Last week, Pennsylvania’s Republican-led house legislature passed the bill SB 982 that bans election officials from accepting or using funds from non-government entities for conducting elections. The Federalist wrote (July 14, 2022) that Pennsylvania banned “Zuckbucks,” referring to the more than $400 million that Facebook’s Mark Zuckerberg gave to election officials using some non-government organizations to help democrats win the 2020 election.

The latest update by DC-based Capital Research Center on the issue of election integrity informs on the measures at county and state levels to ban non-government funding of elections. The updates show how Democrats are actively involved in countering the Republican efforts toward election integrity. Wisconsin’s Democrat governor Tony Evers, for example, has vetoed Republican legislation on outside election funding twice, once in summer 2021 and later in Spring 2022. Democrat governors in four other states – Kansas, Louisiana, Michigan, and North Carolina – have also vetoed proposed bans on funding of elections from outside.

Pennsylvania’s governor Tom Wolf, while vetoing an election integrity bill last year, signed SB 982 into law last week.  The Federalist expressed surprise that he did so, given the active involvement of his office in securing Zuckbucks for the elections in 2020. Could the devil be in the details of the new legislation? 

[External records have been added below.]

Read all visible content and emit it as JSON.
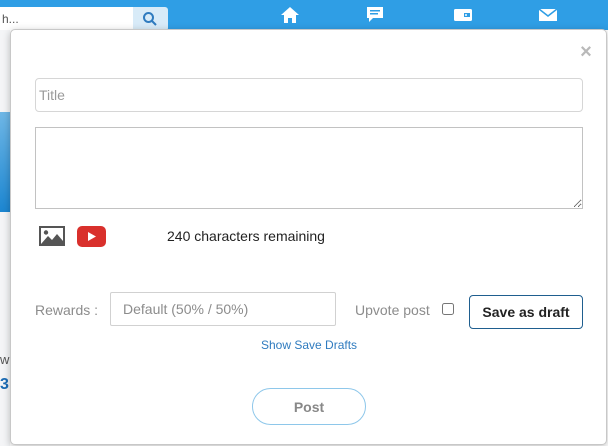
{
  "background": {
    "search": {
      "value": "h..."
    },
    "left_letter": "w",
    "left_digit": "3",
    "bottom_text": "..."
  },
  "icons": {
    "search": "search-icon",
    "home": "home-icon",
    "messages": "chat-icon",
    "wallet": "wallet-icon",
    "mail": "mail-icon",
    "image": "image-icon",
    "youtube": "youtube-icon",
    "close": "close-icon"
  },
  "colors": {
    "topbar": "#2f9ee5",
    "link": "#2f7bbf",
    "youtube_red": "#d9302c",
    "post_border": "#8ec7ea",
    "draft_border": "#1f5e8f"
  },
  "modal": {
    "close_label": "×",
    "title_placeholder": "Title",
    "body_value": "",
    "chars_remaining": "240 characters remaining",
    "rewards_label": "Rewards :",
    "rewards_placeholder": "Default (50% / 50%)",
    "upvote_label": "Upvote post",
    "save_draft_label": "Save as draft",
    "show_drafts_label": "Show Save Drafts",
    "post_label": "Post"
  }
}
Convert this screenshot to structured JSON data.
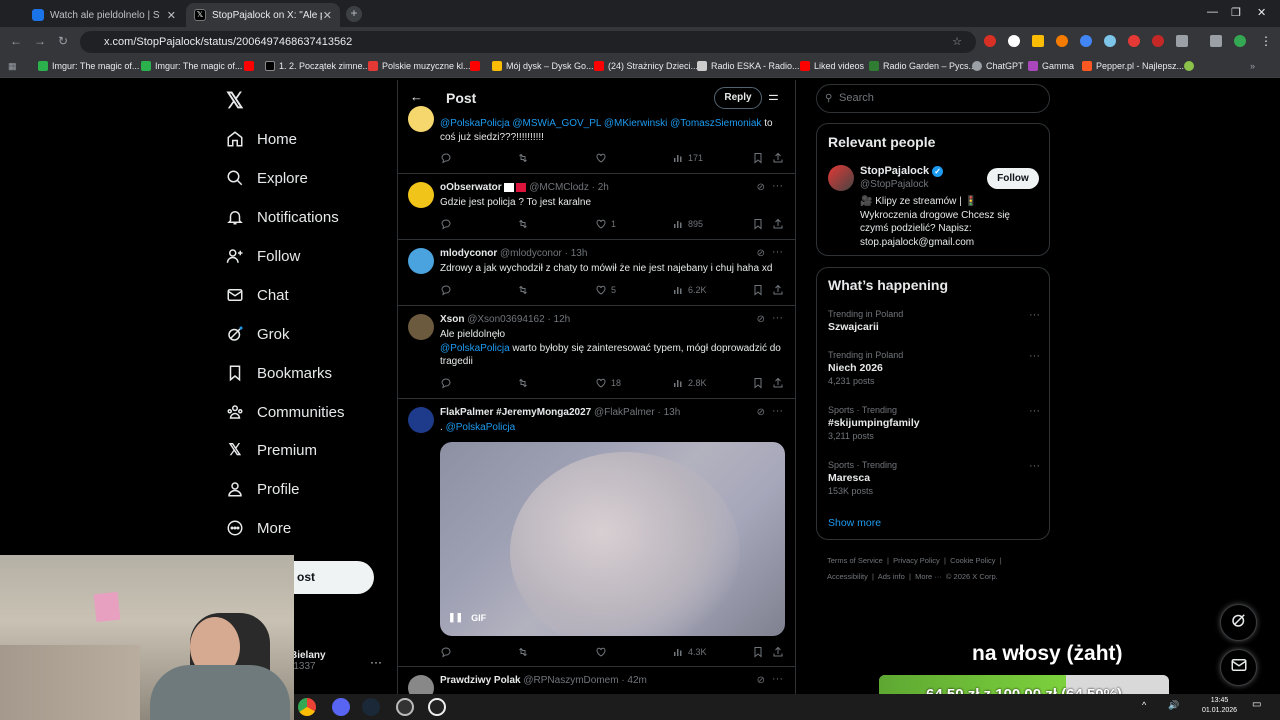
{
  "browser": {
    "tabs": [
      {
        "label": "Watch ale pieldolnelo | Stream",
        "active": false
      },
      {
        "label": "StopPajalock on X: \"Ale pierdo",
        "active": true
      }
    ],
    "url": "x.com/StopPajalock/status/2006497468637413562",
    "bookmarks": [
      "Imgur: The magic of...",
      "Imgur: The magic of...",
      "1. 2. Początek zimne...",
      "Polskie muzyczne kl...",
      "Mój dysk – Dysk Go...",
      "(24) Strażnicy Dzieci...",
      "Radio ESKA - Radio...",
      "Liked videos",
      "Radio Garden – Pycs...",
      "ChatGPT",
      "Gamma",
      "Pepper.pl - Najlepsz..."
    ]
  },
  "nav": {
    "items": [
      "Home",
      "Explore",
      "Notifications",
      "Follow",
      "Chat",
      "Grok",
      "Bookmarks",
      "Communities",
      "Premium",
      "Profile",
      "More"
    ],
    "post_label": "ost",
    "account_name": "Bielany",
    "account_handle": "r1337"
  },
  "header": {
    "title": "Post",
    "reply_label": "Reply"
  },
  "tweets": [
    {
      "text_links": "@PolskaPolicja @MSWiA_GOV_PL @MKierwinski @TomaszSiemoniak",
      "text_plain": " to coś już siedzi???!!!!!!!!!!",
      "views": "171"
    },
    {
      "name": "oObserwator",
      "handle": "@MCMClodz · 2h",
      "text": "Gdzie jest policja ? To jest karalne",
      "likes": "1",
      "views": "895"
    },
    {
      "name": "mlodyconor",
      "handle": "@mlodyconor · 13h",
      "text": "Zdrowy a jak wychodził z chaty to mówił że nie jest najebany i chuj haha xd",
      "likes": "5",
      "views": "6.2K"
    },
    {
      "name": "Xson",
      "handle": "@Xson03694162 · 12h",
      "text1": "Ale pieldolnęło",
      "link": "@PolskaPolicja",
      "text2": " warto byłoby się zainteresować typem, mógł doprowadzić do tragedii",
      "likes": "18",
      "views": "2.8K"
    },
    {
      "name": "FlakPalmer #JeremyMonga2027",
      "handle": "@FlakPalmer · 13h",
      "text_prefix": ".",
      "link": "@PolskaPolicja",
      "gif_label": "GIF",
      "views": "4.3K"
    },
    {
      "name": "Prawdziwy Polak",
      "handle": "@RPNaszymDomem · 42m"
    }
  ],
  "sidebar": {
    "search_placeholder": "Search",
    "relevant_title": "Relevant people",
    "person": {
      "name": "StopPajalock",
      "handle": "@StopPajalock",
      "follow_label": "Follow",
      "bio": "🎥 Klipy ze streamów | 🚦 Wykroczenia drogowe Chcesz się czymś podzielić? Napisz: stop.pajalock@gmail.com"
    },
    "happening_title": "What’s happening",
    "trends": [
      {
        "context": "Trending in Poland",
        "title": "Szwajcarii",
        "posts": ""
      },
      {
        "context": "Trending in Poland",
        "title": "Niech 2026",
        "posts": "4,231 posts"
      },
      {
        "context": "Sports · Trending",
        "title": "#skijumpingfamily",
        "posts": "3,211 posts"
      },
      {
        "context": "Sports · Trending",
        "title": "Maresca",
        "posts": "153K posts"
      }
    ],
    "show_more": "Show more",
    "footer1": "Terms of Service  |  Privacy Policy  |  Cookie Policy  |",
    "footer2": "Accessibility  |  Ads info  |  More ···  © 2026 X Corp."
  },
  "overlay": {
    "donation_text": "na włosy (żaht)",
    "progress_text": "64,50 zł z 100,00 zł (64.50%)",
    "progress_fraction": 0.645,
    "clock_time": "13:45",
    "clock_date": "01.01.2026"
  },
  "colors": {
    "accent": "#1d9bf0",
    "progress": "#7dd13d"
  }
}
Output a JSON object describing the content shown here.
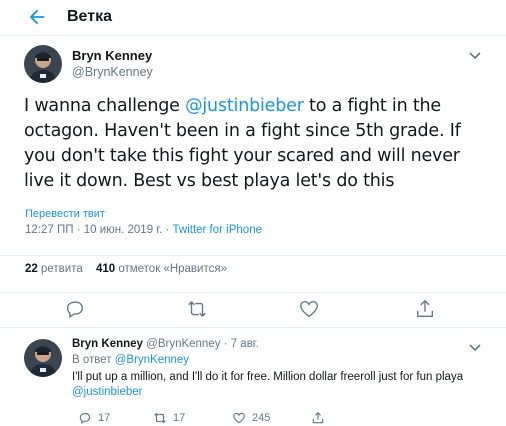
{
  "header": {
    "title": "Ветка"
  },
  "tweet": {
    "author_name": "Bryn Kenney",
    "author_handle": "@BrynKenney",
    "text_before": "I wanna challenge ",
    "mention": "@justinbieber",
    "text_after": " to a fight in the octagon.  Haven't been in a fight since 5th grade.  If you don't take this fight your scared and will never live it down.  Best vs best playa let's do this",
    "translate_label": "Перевести твит",
    "time": "12:27 ПП · 10 июн. 2019 г.",
    "separator": " · ",
    "source": "Twitter for iPhone",
    "retweets_count": "22",
    "retweets_label": "ретвита",
    "likes_count": "410",
    "likes_label": "отметок «Нравится»"
  },
  "reply": {
    "author_name": "Bryn Kenney",
    "author_handle": "@BrynKenney",
    "date_sep": " · ",
    "date": "7 авг.",
    "reply_to_label": "В ответ ",
    "reply_to_handle": "@BrynKenney",
    "text": "I'll put up a million, and I'll do it for free.  Million dollar freeroll just for fun playa ",
    "mention": "@justinbieber",
    "replies_count": "17",
    "retweets_count": "17",
    "likes_count": "245"
  },
  "icons": {
    "back": "arrow-left-icon",
    "caret": "chevron-down-icon",
    "reply": "speech-bubble-icon",
    "retweet": "retweet-icon",
    "like": "heart-icon",
    "share": "share-icon"
  },
  "colors": {
    "accent": "#1b95e0",
    "secondary_text": "#657786",
    "primary_text": "#14171a",
    "border": "#e6ecf0"
  }
}
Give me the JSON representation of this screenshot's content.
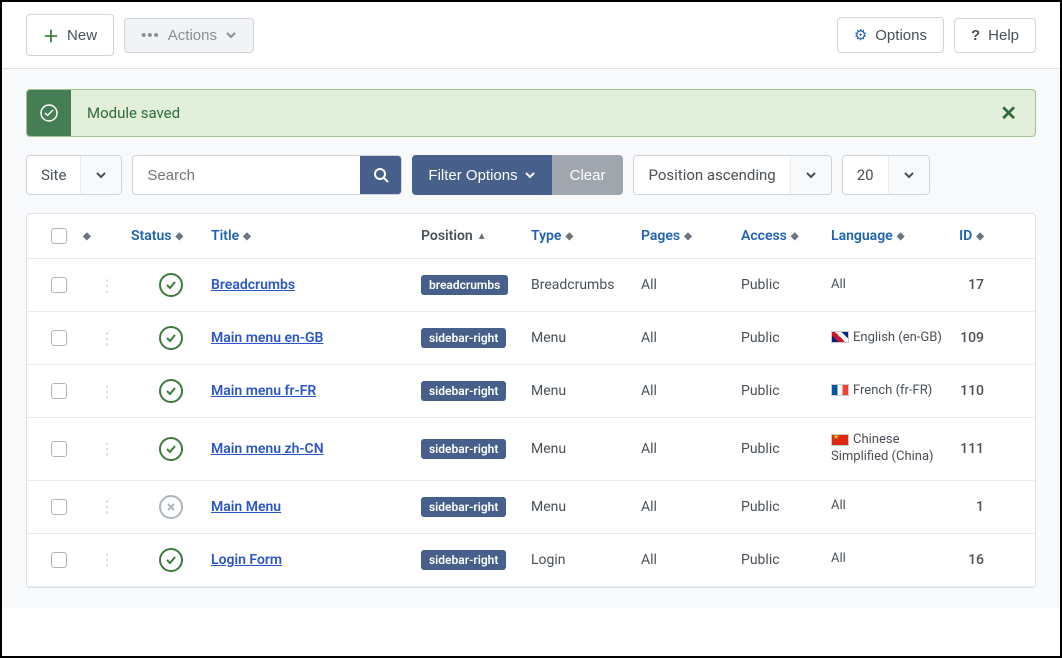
{
  "toolbar": {
    "new_label": "New",
    "actions_label": "Actions",
    "options_label": "Options",
    "help_label": "Help"
  },
  "alert": {
    "message": "Module saved"
  },
  "filters": {
    "site_label": "Site",
    "search_placeholder": "Search",
    "filter_options_label": "Filter Options",
    "clear_label": "Clear",
    "sort_label": "Position ascending",
    "limit_label": "20"
  },
  "columns": {
    "status": "Status",
    "title": "Title",
    "position": "Position",
    "type": "Type",
    "pages": "Pages",
    "access": "Access",
    "language": "Language",
    "id": "ID"
  },
  "rows": [
    {
      "status": "published",
      "title": "Breadcrumbs",
      "position": "breadcrumbs",
      "type": "Breadcrumbs",
      "pages": "All",
      "access": "Public",
      "language": "All",
      "flag": "",
      "id": "17"
    },
    {
      "status": "published",
      "title": "Main menu en-GB",
      "position": "sidebar-right",
      "type": "Menu",
      "pages": "All",
      "access": "Public",
      "language": "English (en-GB)",
      "flag": "gb",
      "id": "109"
    },
    {
      "status": "published",
      "title": "Main menu fr-FR",
      "position": "sidebar-right",
      "type": "Menu",
      "pages": "All",
      "access": "Public",
      "language": "French (fr-FR)",
      "flag": "fr",
      "id": "110"
    },
    {
      "status": "published",
      "title": "Main menu zh-CN",
      "position": "sidebar-right",
      "type": "Menu",
      "pages": "All",
      "access": "Public",
      "language": "Chinese Simplified (China)",
      "flag": "cn",
      "id": "111"
    },
    {
      "status": "unpublished",
      "title": "Main Menu",
      "position": "sidebar-right",
      "type": "Menu",
      "pages": "All",
      "access": "Public",
      "language": "All",
      "flag": "",
      "id": "1"
    },
    {
      "status": "published",
      "title": "Login Form",
      "position": "sidebar-right",
      "type": "Login",
      "pages": "All",
      "access": "Public",
      "language": "All",
      "flag": "",
      "id": "16"
    }
  ]
}
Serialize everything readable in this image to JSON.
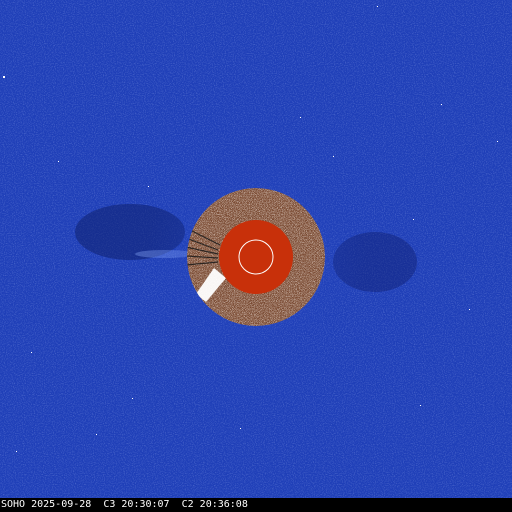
{
  "image": {
    "caption": "SOHO 2025-09-28  C3 20:30:07  C2 20:36:08",
    "colors": {
      "background": "#1f3fb8",
      "background_dark": "#14298a",
      "occulter_disk": "#c8300a",
      "c2_field_base": "#7a4a32",
      "sun_outline": "#ffffff",
      "caption_bar": "#000000",
      "caption_text": "#ffffff"
    }
  }
}
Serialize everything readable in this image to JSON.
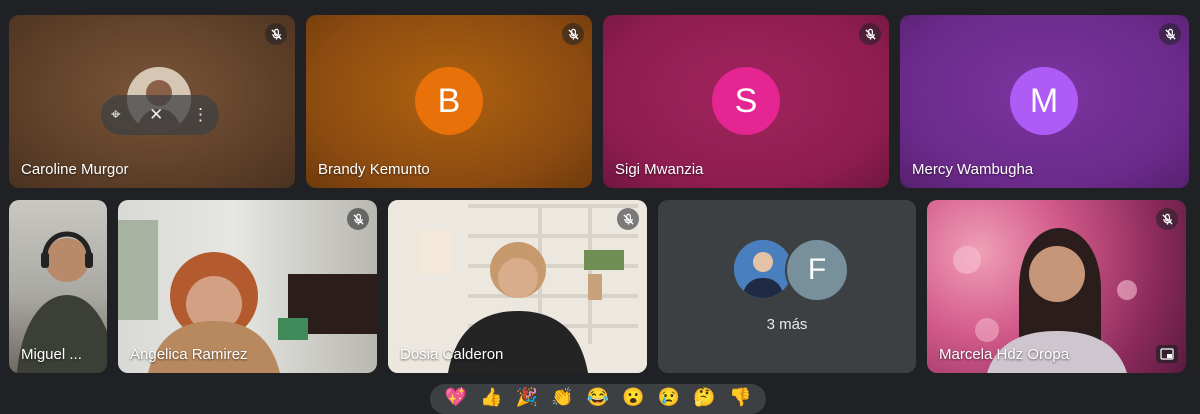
{
  "participants": {
    "caroline": {
      "name": "Caroline Murgor"
    },
    "brandy": {
      "name": "Brandy Kemunto",
      "initial": "B",
      "avatar_color": "#e8710a",
      "tile_color": "#8a4a10"
    },
    "sigi": {
      "name": "Sigi Mwanzia",
      "initial": "S",
      "avatar_color": "#e52592",
      "tile_color": "#8e1d4f"
    },
    "mercy": {
      "name": "Mercy Wambugha",
      "initial": "M",
      "avatar_color": "#af5cf7",
      "tile_color": "#6b2a8a"
    },
    "miguel": {
      "name": "Miguel ..."
    },
    "angelica": {
      "name": "Angelica Ramirez"
    },
    "dosia": {
      "name": "Dosia Calderon"
    },
    "marcela": {
      "name": "Marcela Hdz Oropa"
    }
  },
  "more_tile": {
    "initial": "F",
    "label": "3 más"
  },
  "reactions": [
    "💖",
    "👍",
    "🎉",
    "👏",
    "😂",
    "😮",
    "😢",
    "🤔",
    "👎"
  ],
  "icons": {
    "mute": "mic-off-icon",
    "pin": "pin-icon",
    "more": "more-vert-icon",
    "pip": "picture-in-picture-icon"
  }
}
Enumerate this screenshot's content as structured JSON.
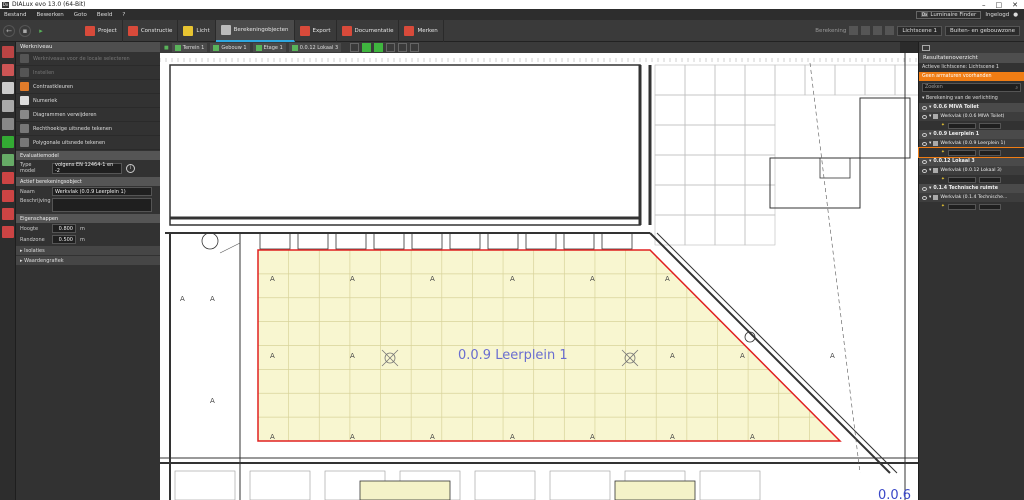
{
  "title": "DIALux evo 13.0  (64-Bit)",
  "menu": [
    "Bestand",
    "Bewerken",
    "Goto",
    "Beeld",
    "?"
  ],
  "menu_right": {
    "luminaire_finder": "Luminaire Finder",
    "login": "Ingelogd"
  },
  "tabs": [
    {
      "label": "Project",
      "color": "#d84a3a"
    },
    {
      "label": "Constructie",
      "color": "#d84a3a"
    },
    {
      "label": "Licht",
      "color": "#e8c431"
    },
    {
      "label": "Berekeningobjecten",
      "color": "#bbbbbb"
    },
    {
      "label": "Export",
      "color": "#d84a3a"
    },
    {
      "label": "Documentatie",
      "color": "#d84a3a"
    },
    {
      "label": "Merken",
      "color": "#d84a3a"
    }
  ],
  "toolbar_right": {
    "berekening": "Berekening",
    "lightscene": "Lichtscene 1",
    "view_option": "Buiten- en gebouwzone"
  },
  "left_panel": {
    "header": "Werkniveau",
    "items": [
      {
        "label": "Werkniveaus voor de locale selecteren",
        "disabled": true,
        "color": "#555"
      },
      {
        "label": "Instellen",
        "disabled": true,
        "color": "#555"
      },
      {
        "label": "Contrastkleuren",
        "disabled": false,
        "color": "#e07b2a"
      },
      {
        "label": "Numeriek",
        "disabled": false,
        "color": "#dddddd"
      },
      {
        "label": "Diagrammen verwijderen",
        "disabled": false,
        "color": "#888888"
      },
      {
        "label": "Rechthoekige uitsnede tekenen",
        "disabled": false,
        "color": "#777777"
      },
      {
        "label": "Polygonale uitsnede tekenen",
        "disabled": false,
        "color": "#777777"
      }
    ],
    "evaluation_header": "Evaluatiemodel",
    "type_label": "Type model",
    "type_value": "volgens EN 12464-1 en -2",
    "active_header": "Actief berekeningsobject",
    "name_label": "Naam",
    "name_value": "Werkvlak (0.0.9 Leerplein 1)",
    "desc_label": "Beschrijving",
    "props_header": "Eigenschappen",
    "height_label": "Hoogte",
    "height_value": "0.800",
    "height_unit": "m",
    "border_label": "Randzone",
    "border_value": "0.500",
    "border_unit": "m",
    "collapsed": [
      "Isolaties",
      "Waardengrafiek"
    ]
  },
  "breadcrumbs": [
    "Terrein 1",
    "Gebouw 1",
    "Etage 1",
    "0.0.12 Lokaal 3"
  ],
  "canvas": {
    "room_label": "0.0.9 Leerplein 1",
    "room_label_partial": "0.0.6",
    "marker": "A",
    "grid_rows": 8,
    "grid_cols": 19,
    "colors": {
      "fill": "#f8f6d0",
      "border": "#e02020",
      "grid": "#d8d39a",
      "line": "#333333",
      "label": "#6a6ed0"
    }
  },
  "right_panel": {
    "header": "Resultatenoverzicht",
    "active": "Actieve lichtscene: Lichtscene 1",
    "warning": "Geen armaturen voorhanden",
    "search_placeholder": "Zoeken",
    "calc_header": "Berekening van de verlichting",
    "groups": [
      {
        "title": "0.0.6 MIVA Toilet",
        "item": "Werkvlak (0.0.6 MIVA Toilet)",
        "selected": false
      },
      {
        "title": "0.0.9 Leerplein 1",
        "item": "Werkvlak (0.0.9 Leerplein 1)",
        "selected": true
      },
      {
        "title": "0.0.12 Lokaal 3",
        "item": "Werkvlak (0.0.12 Lokaal 3)",
        "selected": false
      },
      {
        "title": "0.1.4 Technische ruimte",
        "item": "Werkvlak (0.1.4 Technische...",
        "selected": false
      }
    ]
  }
}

According to the new bill, the Pennsylvania Department of Community and Economic Development can distribute grants to counties for the administration of elections. Among other things, these funds can go to hire staff needed to “pre-canvass and canvass mail-in ballots and absentee ballots.” How secure such ballots will be during the midterm is difficult to predict at this stage.

On their end, Democrats are closely watching the election integrity measures in red states. Southernminn.com reported how some frown on the new criminal penalties targeting election officials. These penalties have been introduced predominantly in red states:

Of the 35 new penalties, 31 were enacted in Republican-controlled states.

Liberals critical of these penalties claim they create a “toxic environment” for election officials and amount to their harassment. Some even chose to quit in protest or out of concern, such as Iowa’s Scott County auditor Roxanna Mortiz, who resigned last year soon after the state passed the law that criminalizes election officials who fail to perform their duties.

To date, more than 20 states have passed election integrity laws that either ban or restrict private funding of elections.